Dr. Elkin cautioned that identifying and implementing the intervention with the lowest cost-effectiveness ratio should not always be the goal. "Rather, we should aim to adopt strategies that provide the greatest health benefits within a societal threshold of our willingness to pay for health gains," she said. "In the U.S., there is no official threshold, and many decisions are made in the absence of information about value for money of the interventions patients receive."

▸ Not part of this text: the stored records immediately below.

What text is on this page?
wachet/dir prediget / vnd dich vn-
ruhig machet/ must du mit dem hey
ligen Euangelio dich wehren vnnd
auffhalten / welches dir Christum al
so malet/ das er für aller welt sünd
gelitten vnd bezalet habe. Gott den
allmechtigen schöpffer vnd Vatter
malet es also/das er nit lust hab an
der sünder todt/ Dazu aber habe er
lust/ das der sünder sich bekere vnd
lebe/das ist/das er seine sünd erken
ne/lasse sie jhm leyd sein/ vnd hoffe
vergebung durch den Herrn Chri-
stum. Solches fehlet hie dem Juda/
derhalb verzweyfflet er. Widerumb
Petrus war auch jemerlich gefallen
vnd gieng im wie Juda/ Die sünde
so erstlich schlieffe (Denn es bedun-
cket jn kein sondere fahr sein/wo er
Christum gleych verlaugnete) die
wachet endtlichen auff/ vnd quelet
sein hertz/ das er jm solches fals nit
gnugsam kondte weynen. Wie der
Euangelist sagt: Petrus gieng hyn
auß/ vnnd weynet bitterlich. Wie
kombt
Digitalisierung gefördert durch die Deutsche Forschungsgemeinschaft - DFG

Dr. Elkin praised Dr. Hayes' study for highlighting and simultaneously comparing the numerous treatment options available to older men with early-stage, low-risk prostate cancer and reflecting the real clinical decisions patients face. She also noted that prior research showed that men's preferences for the potential outcomes of different management strategies vary widely.

"We should be cautious about assuming that average preferences for these outcomes are applicable to each individual patient," she said. "In this case, further analysis may help us identify subgroups of men for whom radiation or surgery provides better value for money than active surveillance because these men are less bothered by the potential side effects of treatment."